Kembali
image
Keislaman

Bolehkah Sholat Mengharapkan Surga?

2 tahun yang lalu ● Dibaca 2885x

Pertanyaan

Assalamu’alaikum wr wb. Saya seorang ibu di pedesaan. Tiba-tiba saja, anak saya memberi tahu bahwa menurut ustaz yang ceramah di musala dekat rumah mengatakan, shalat harus dikerjakan hanya untuk mengharap rida Allah, tidak boleh mengharap surga. Apa betul demikian? Mohon penjelasan bapak pengasuh. Ainy Suroyah – Blitar

Jawaban

Wa’alaikumussalam wr. wb. 

Terima kasih atas pertanyaan Ibu Ainy Suroyah yth. Pertanyaan ini amat sering diajukan pembaca, tapi tetap penting untuk dijawab, sebab hal ini terkait dengan keimanan. Saya amat yakin, anak ibu salah dengar, atau tidak komplet mendengarkan ceramah. 

Ustaz itu pasti sudah mengetahui ayat berikut ini karena ayat ini terletak pada halaman-halaman pertama Al-Qur’an,

وَٱلَّذِينَ ءَامَنُوا۟ وَعَمِلُوا۟ ٱلصَّٰلِحَٰتِ أُو۟لَٰٓئِكَ أَصْحَٰبُ ٱلْجَنَّةِ ۖ هُمْ فِيهَا خَٰلِدُونَ 

“Dan orang-orang yang beriman serta melakukan kebajikan, mereka itulah penghuni surga.
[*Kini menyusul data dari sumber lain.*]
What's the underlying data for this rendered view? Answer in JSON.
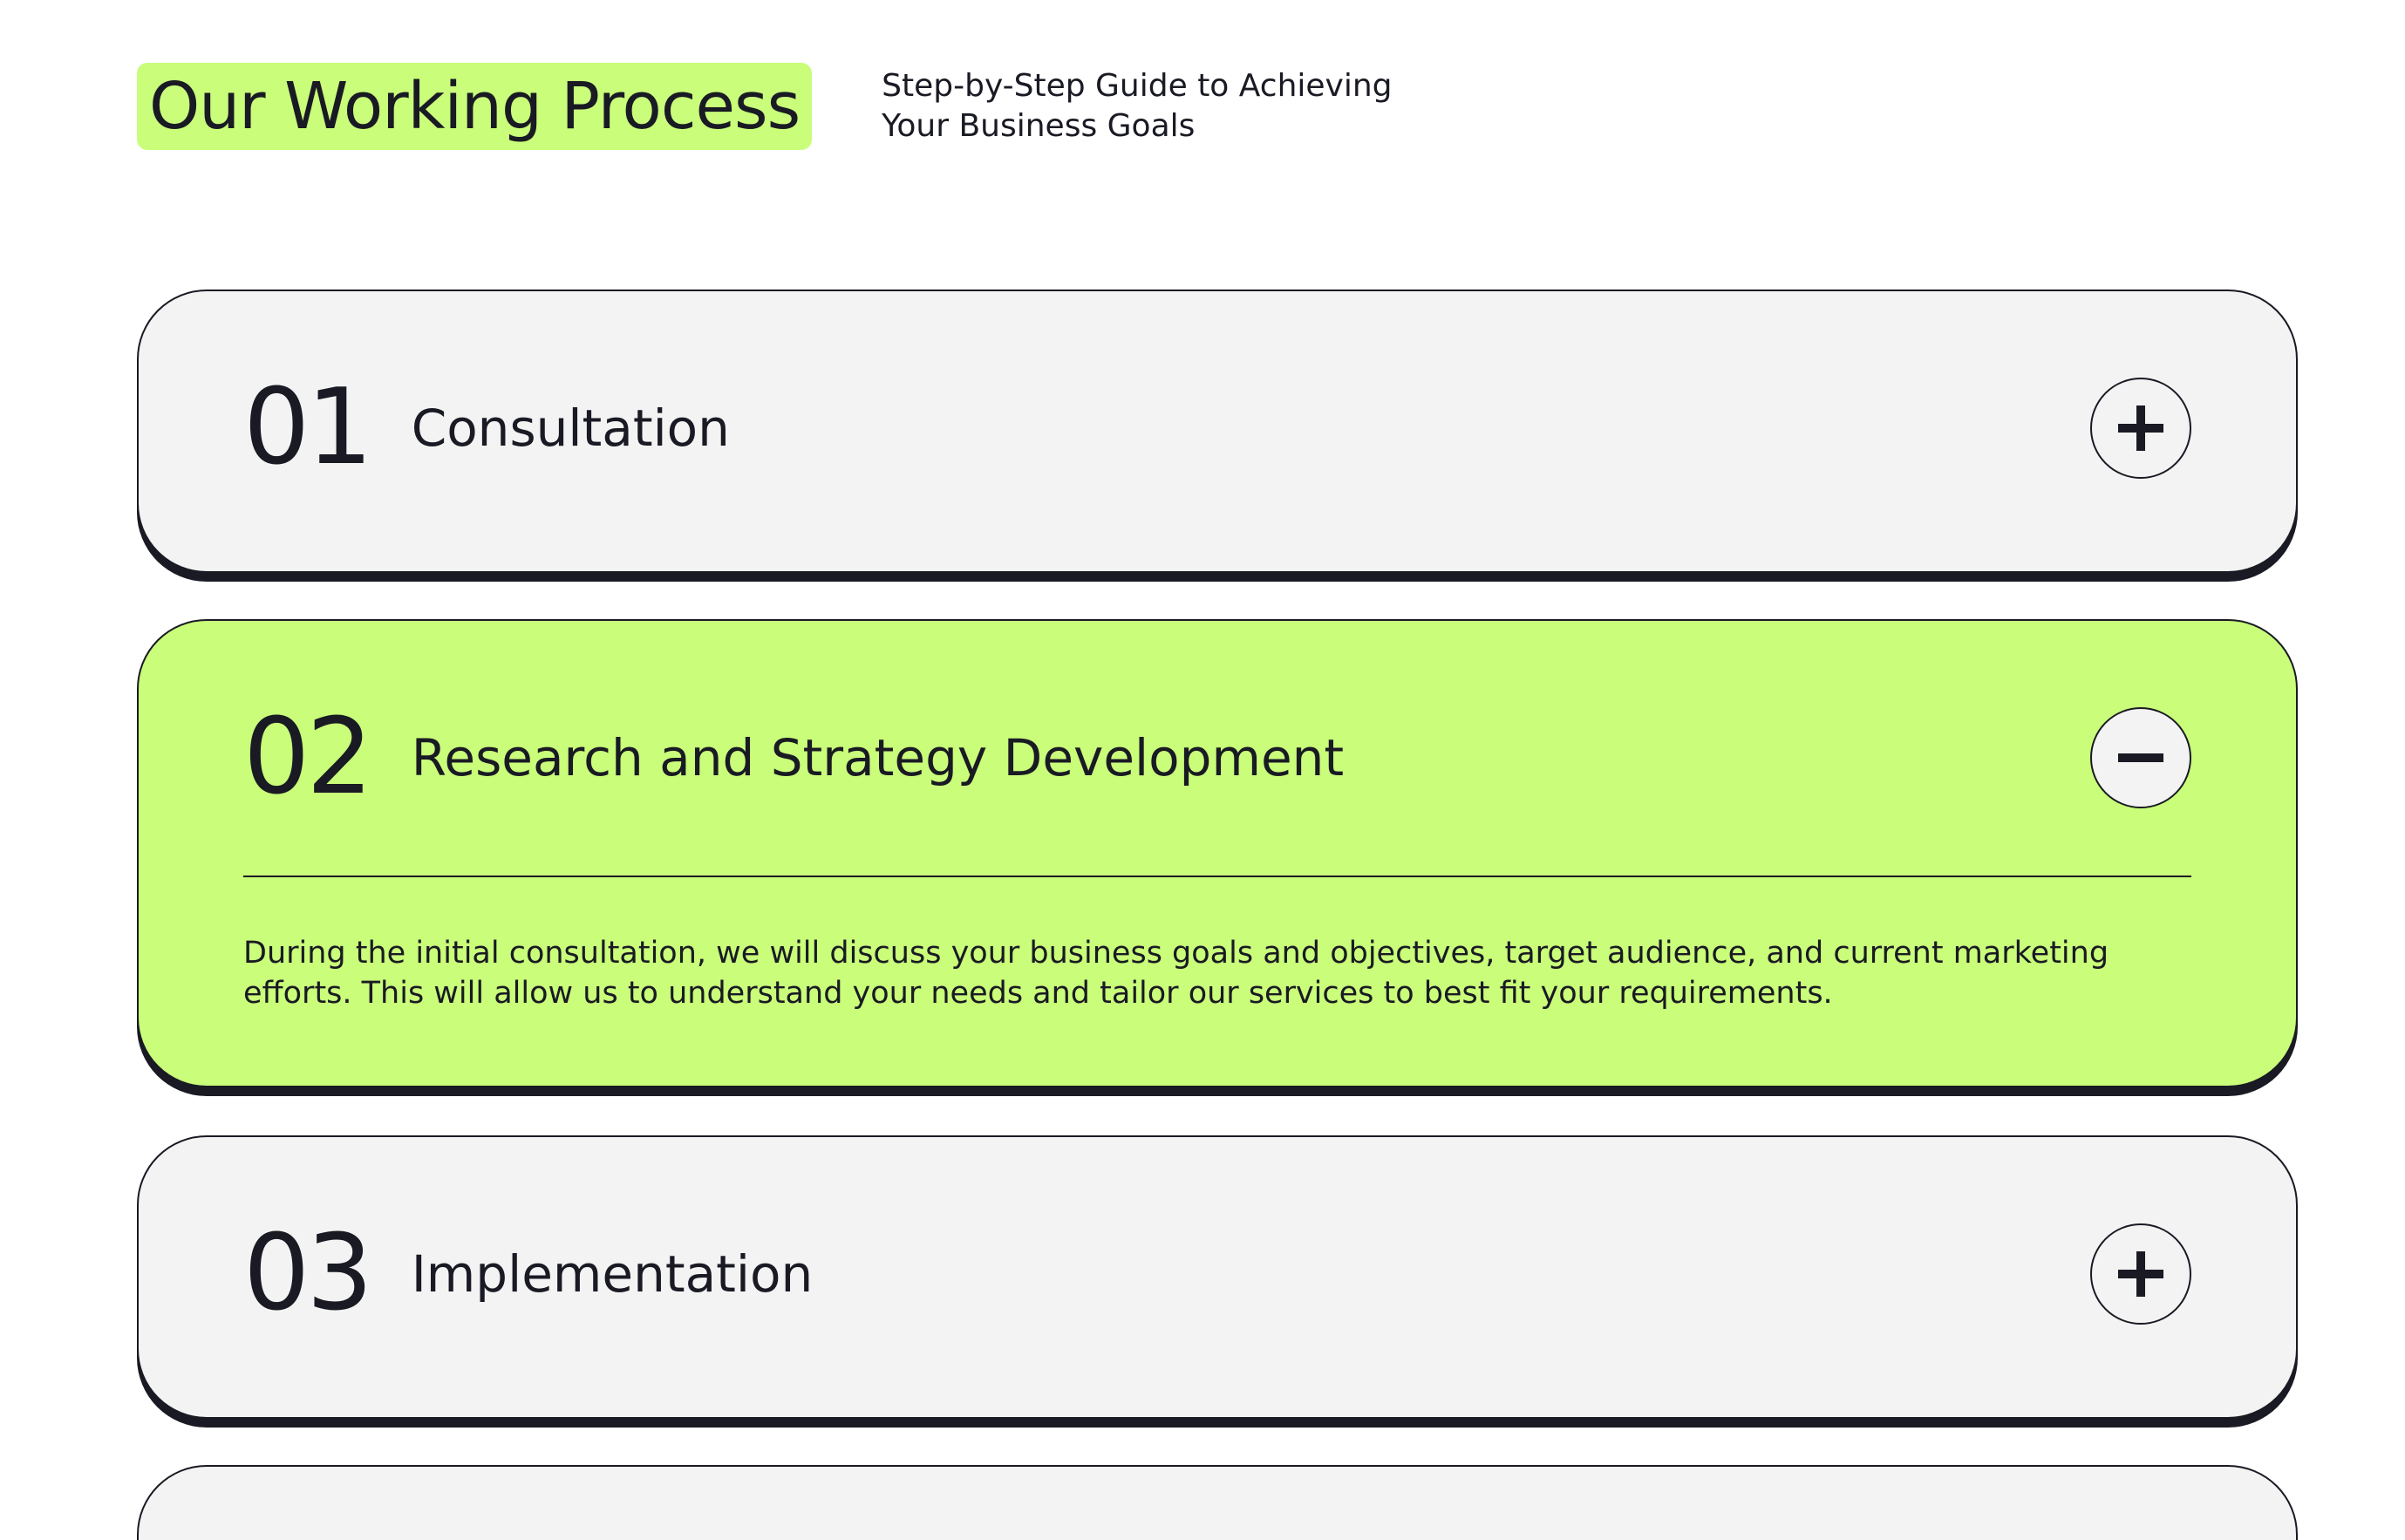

Mereka kekal di dalamnya” (QS Al-Baqarah [2]: 82).

Ayat ini memberikan informasi sekaligus dorongan kita untuk memperbanyak perbuatan baik agar kelak bisa meraih surga, puncak kenikmatan di akhirat. Di antara semua perbuatan yang baik itu, shalatlah ibadah yang paling utama, bahkan sebagai tiang agama dan pembeda utama antara muslim dan kafir. Andaikan mengharap surga itu dilarang, tidaklah mungkin Allah berfirman sebagaimana dikutip di atas. Nabi SAW juga menjanjikan,

“Shalat lima waktu telah diwajibkan Allah SWT untuk semua hamba-Nya. Barangsiapa mengerjakannya (dengan sempurna), tidak mengurangi sedikit pun kewajiban di dalamnya, maka ia termasuk orang yang dijanjikan Allah masuk surga. Sedangkan orang yang tidak mengerjakan shalat, maka ia tidak termasuk yang dijanjikan Allah masuk surga. Allah bisa saja memberi siksa atau tetap memasukkannya ke dalam surga” (HR Abu Dawud dan Ibnu Majah).

Shalat dengan mengharap surga masih termasuk ibadah yang ikhlas. Tapi, jika mengerjakan shalat semata-mata mengharap rida atau senyum Allah, tanpa mengharap balasan dari-Nya, tentu lebih tinggi tingkatan keikhlasannya. Yang pertama disebut ikhlas ‘abidin (ikhlas sebagai hamba melaksanakan perintah Tuhannya). Sedangkan yang kedua disebut ikhlas muhibbin (ikhlas mengerjakan perintah atas dasar hormat dan cinta semata). 

Sebagai ilustrasi, misalnya ibu punya dua anak. Yang pertama selalu meminta upah jika disuruh mengerjakan sesuatu, sedangkan anak kedua mengerjakannya tanpa meminta imbalan apa pun, maka ibu pasti lebih mencintai anak yang kedua. 

Yang pertama mengerjakan perintah ibu karena harapan upah, sedangkan anak kedua semata-mata karena taat, hormat dan cinta, bukan karena upah. Tapi, kedua anak ibu termasuk anak yang baik, sebab sama-sama mengerjakan perintah ibu. Wallahu ta’ala a’lam.